DCA is a strategy that provides the opportunity to buy Bitcoin at different prices, given its volatile nature. By using this DCA method, instead of buying Bitcoin all at once and later seeing the price drop due to various factors, you can consistently invest over time. This approach helps to accumulate Bitcoin at various price levels, potentially leading to more profits in the long run.
Additionally, DCA prevents the risk of missing investment opportunities by avoiding the need to time the market. Waiting for the price of Bitcoin to drop before investing can cause people to miss out opportunity to invest, as the price may not decrease to the desired level they want but By regularly buying Bitcoin through the DCA method, investors can continuously acquire Bitcoin at different prices, rather than waiting for a perfect entry point that may never come.

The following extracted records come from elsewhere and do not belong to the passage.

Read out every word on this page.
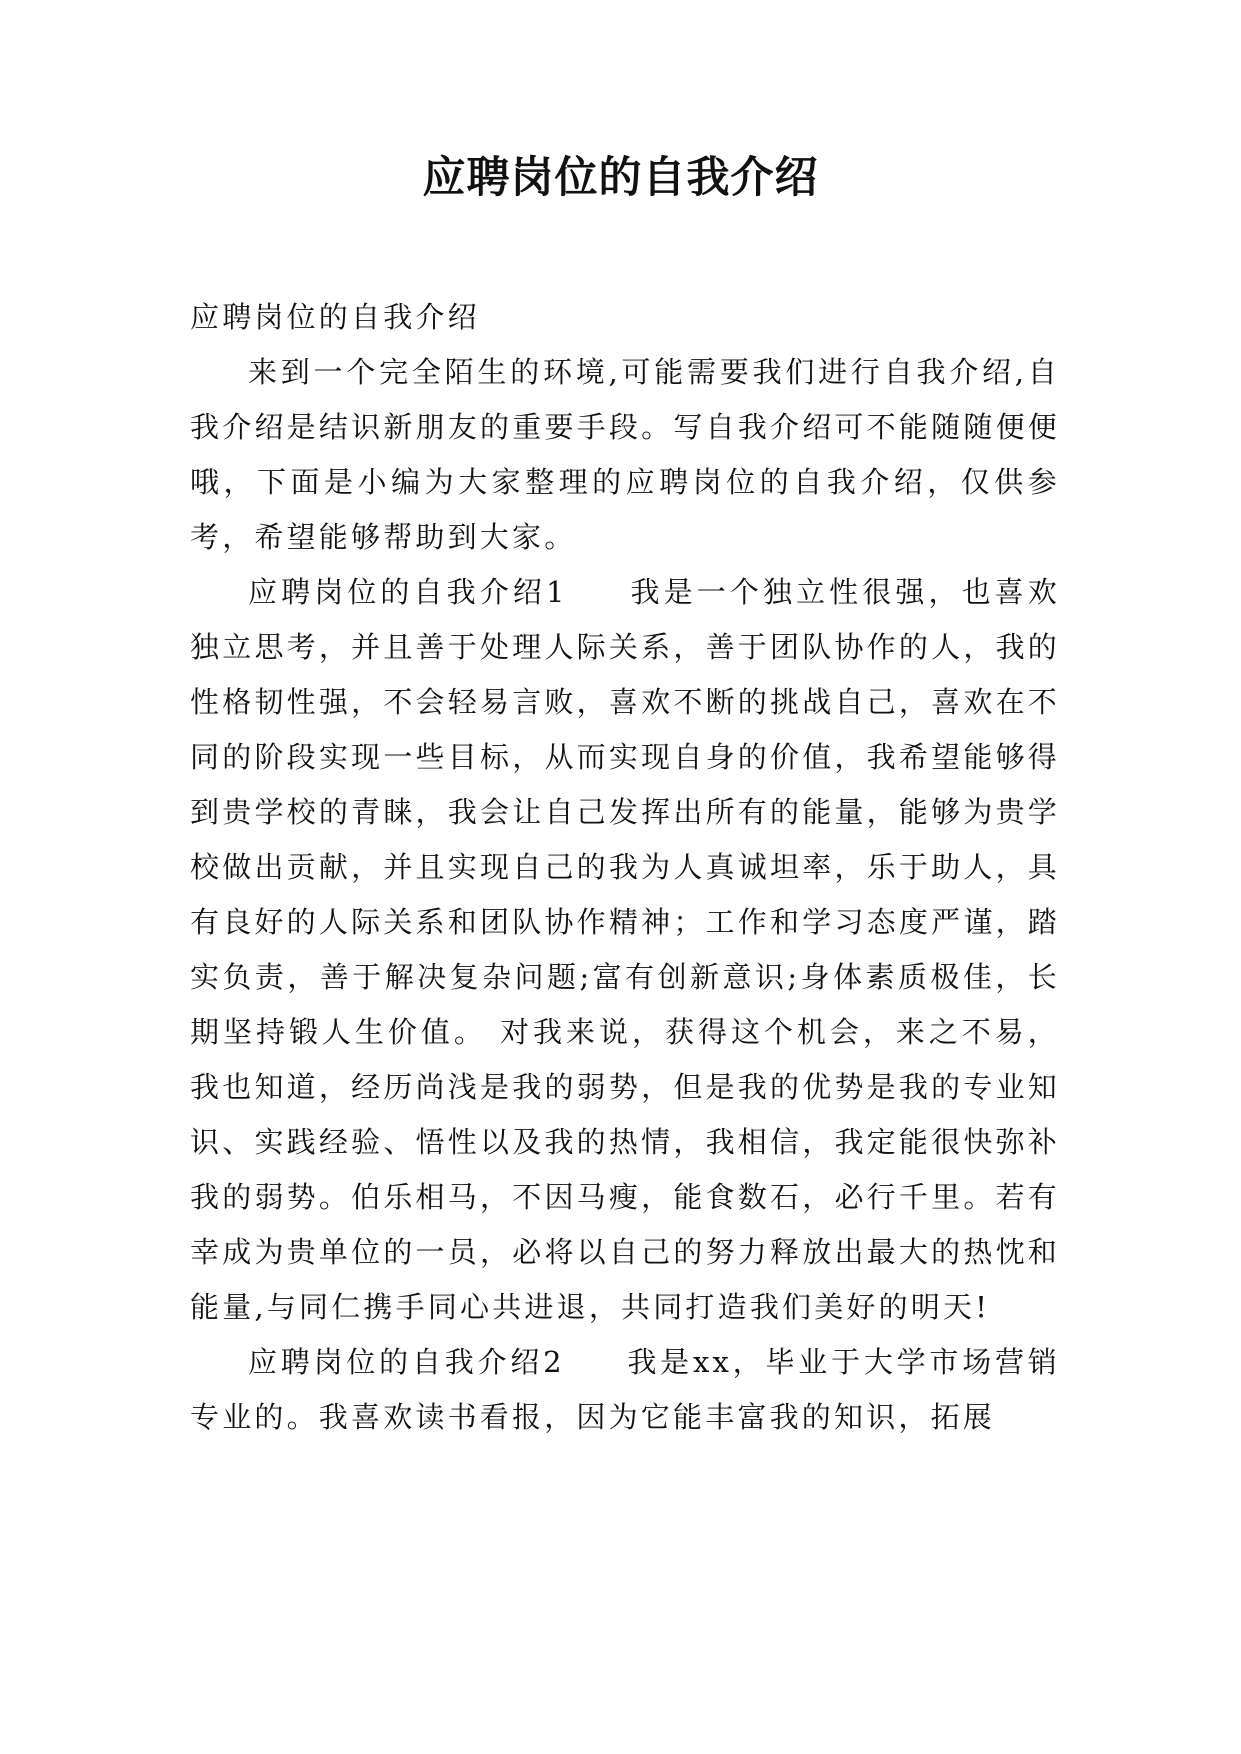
应聘岗位的自我介绍

应聘岗位的自我介绍

来到一个完全陌生的环境,可能需要我们进行自我介绍,自我介绍是结识新朋友的重要手段。写自我介绍可不能随随便便哦，下面是小编为大家整理的应聘岗位的自我介绍，仅供参考，希望能够帮助到大家。

应聘岗位的自我介绍1 我是一个独立性很强，也喜欢独立思考，并且善于处理人际关系，善于团队协作的人，我的性格韧性强，不会轻易言败，喜欢不断的挑战自己，喜欢在不同的阶段实现一些目标，从而实现自身的价值，我希望能够得到贵学校的青睐，我会让自己发挥出所有的能量，能够为贵学校做出贡献，并且实现自己的我为人真诚坦率，乐于助人，具有良好的人际关系和团队协作精神；工作和学习态度严谨，踏实负责，善于解决复杂问题;富有创新意识;身体素质极佳，长期坚持锻人生价值。 对我来说，获得这个机会，来之不易，我也知道，经历尚浅是我的弱势，但是我的优势是我的专业知识、实践经验、悟性以及我的热情，我相信，我定能很快弥补我的弱势。伯乐相马，不因马瘦，能食数石，必行千里。若有幸成为贵单位的一员，必将以自己的努力释放出最大的热忱和能量,与同仁携手同心共进退，共同打造我们美好的明天!

应聘岗位的自我介绍2 我是xx，毕业于大学市场营销专业的。我喜欢读书看报，因为它能丰富我的知识，拓展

DCA is the best way to accumulate bitcoins at different prices, this allows us to vary the price we buy over time and this is one of the most widely used investment examples because buying all at once feels like it would be hard for us because we don't have a lot of money to do that.
Actually, even buying at once at a price of $66K then the price drops to $40K is nothing to worry about because you buy in a lump sum for the long term then bitcoin will definitely go up again so there is no need to worry about this.
That's DCA beginners and old investors still use it the same as the opportunities that we do, therefore this is just instead of waiting for uncertain prices unless they buy at any price no matter the bitcoin for a period of 5 years then it is clear that the benefits will be obtained later.